IF you're pottering around on the pavements of Port Talbot in 10 years time watch out for a giant, tattooed man with flowing blond locks going hell for leather on a mobility scooter.

Wales star Richard Hibbard is a man with seemingly no regard for his own safety, flinging himself into tackles and smashing the opposition back with ball in hand.

The 30-year-old Ospreys hooker put in a typically dynamic display against Italy in last Saturday's Six Nations opener and is still feeling the effects just days before the round two clash against Ireland in Dublin.

"When am I not battered and bruised? That's the question," he said. "It's the same every week, it just seems internationals are a bit more physical and faster.

"You probably recover by the Friday before the next game.
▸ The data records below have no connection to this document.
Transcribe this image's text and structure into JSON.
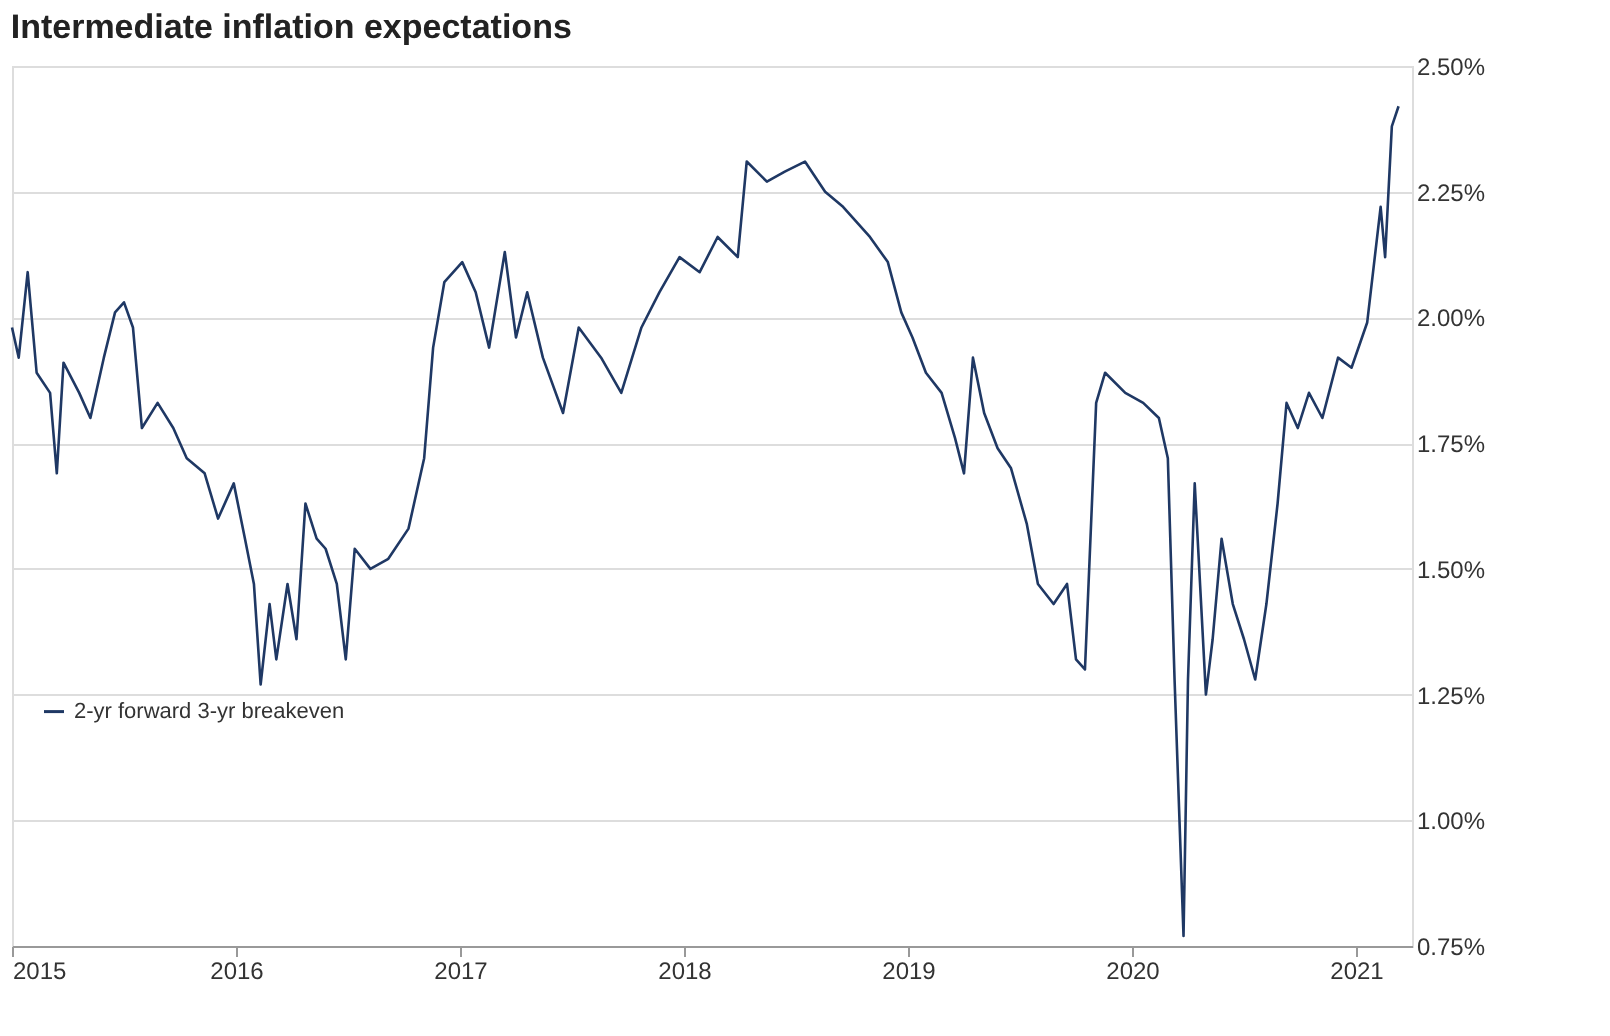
{
  "chart_data": {
    "type": "line",
    "title": "Intermediate inflation expectations",
    "x": [
      2015.0,
      2015.03,
      2015.07,
      2015.11,
      2015.17,
      2015.2,
      2015.23,
      2015.3,
      2015.35,
      2015.41,
      2015.46,
      2015.5,
      2015.54,
      2015.58,
      2015.65,
      2015.72,
      2015.78,
      2015.86,
      2015.92,
      2015.99,
      2016.04,
      2016.08,
      2016.11,
      2016.15,
      2016.18,
      2016.23,
      2016.27,
      2016.31,
      2016.36,
      2016.4,
      2016.45,
      2016.49,
      2016.53,
      2016.6,
      2016.68,
      2016.77,
      2016.84,
      2016.88,
      2016.93,
      2017.01,
      2017.07,
      2017.13,
      2017.2,
      2017.25,
      2017.3,
      2017.37,
      2017.46,
      2017.53,
      2017.63,
      2017.72,
      2017.81,
      2017.89,
      2017.98,
      2018.07,
      2018.15,
      2018.24,
      2018.28,
      2018.37,
      2018.45,
      2018.54,
      2018.63,
      2018.71,
      2018.83,
      2018.91,
      2018.97,
      2019.02,
      2019.08,
      2019.15,
      2019.21,
      2019.25,
      2019.29,
      2019.34,
      2019.4,
      2019.46,
      2019.53,
      2019.58,
      2019.65,
      2019.71,
      2019.75,
      2019.79,
      2019.84,
      2019.88,
      2019.97,
      2020.05,
      2020.12,
      2020.16,
      2020.19,
      2020.23,
      2020.25,
      2020.28,
      2020.33,
      2020.36,
      2020.4,
      2020.45,
      2020.5,
      2020.55,
      2020.6,
      2020.65,
      2020.69,
      2020.74,
      2020.79,
      2020.85,
      2020.92,
      2020.98,
      2021.05,
      2021.11,
      2021.13,
      2021.16,
      2021.19
    ],
    "series": [
      {
        "name": "2-yr forward 3-yr breakeven",
        "color": "#1f3864",
        "values": [
          1.98,
          1.92,
          2.09,
          1.89,
          1.85,
          1.69,
          1.91,
          1.85,
          1.8,
          1.92,
          2.01,
          2.03,
          1.98,
          1.78,
          1.83,
          1.78,
          1.72,
          1.69,
          1.6,
          1.67,
          1.56,
          1.47,
          1.27,
          1.43,
          1.32,
          1.47,
          1.36,
          1.63,
          1.56,
          1.54,
          1.47,
          1.32,
          1.54,
          1.5,
          1.52,
          1.58,
          1.72,
          1.94,
          2.07,
          2.11,
          2.05,
          1.94,
          2.13,
          1.96,
          2.05,
          1.92,
          1.81,
          1.98,
          1.92,
          1.85,
          1.98,
          2.05,
          2.12,
          2.09,
          2.16,
          2.12,
          2.31,
          2.27,
          2.29,
          2.31,
          2.25,
          2.22,
          2.16,
          2.11,
          2.01,
          1.96,
          1.89,
          1.85,
          1.76,
          1.69,
          1.92,
          1.81,
          1.74,
          1.7,
          1.59,
          1.47,
          1.43,
          1.47,
          1.32,
          1.3,
          1.83,
          1.89,
          1.85,
          1.83,
          1.8,
          1.72,
          1.28,
          0.77,
          1.28,
          1.67,
          1.25,
          1.36,
          1.56,
          1.43,
          1.36,
          1.28,
          1.43,
          1.63,
          1.83,
          1.78,
          1.85,
          1.8,
          1.92,
          1.9,
          1.99,
          2.22,
          2.12,
          2.38,
          2.42
        ]
      }
    ],
    "xlim": [
      2015,
      2021.25
    ],
    "xticks": [
      2015,
      2016,
      2017,
      2018,
      2019,
      2020,
      2021
    ],
    "ylim": [
      0.75,
      2.5
    ],
    "yticks": [
      {
        "value": 0.75,
        "label": "0.75%"
      },
      {
        "value": 1.0,
        "label": "1.00%"
      },
      {
        "value": 1.25,
        "label": "1.25%"
      },
      {
        "value": 1.5,
        "label": "1.50%"
      },
      {
        "value": 1.75,
        "label": "1.75%"
      },
      {
        "value": 2.0,
        "label": "2.00%"
      },
      {
        "value": 2.25,
        "label": "2.25%"
      },
      {
        "value": 2.5,
        "label": "2.50%"
      }
    ],
    "grid": "y",
    "legend": "left",
    "line_style": "solid",
    "marker": "none"
  }
}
I was still feeling it on Monday but we have new cryotherapy tanks and that helps with recovery.

"I normally can't pick my arms up until Tuesday, so throwing is out on Monday. I struggle to do weights all week.

"Everybody gets it and you are just battered. Men are big and fast these days. I said to my wife the other day that when I retire I'm going to buy a scooter!"

It promises to be another no-holds-barred encounter at the Aviva Stadium with Grand Slam, Triple Crown and and title hopes on the line.

Wales will head to the Irish capital intent on dominating with their power game while their hosts will look to stall their progress with their infamous choke tackle.

"We can't carry high because if we do it's going to be scrum after scrum after scrum," said Hibbard.

"We don't want that. We want a high tempo game. We've been concentrating on low carrying this week so they can't hold us up."

After an under-par performance against the Azzurri on opening weekend Wales will look to go up a few gears for what is sure to be a tougher encounter and a much, much bigger occasion.

"I love these games. The bigger the better," said Hibbard, who will play in the physical Aviva Premiership next season.

"I do feel nerves, more for the occasion than the actual playing of the game. I mess around, joke and laugh, but it's a bit different when I cross that white line.

"Fair play, the Irish crowd are a passionate bunch and it's going to be a tad hostile this weekend, but I love that. It galvanises us as a group, just as our own supporters galvanise us."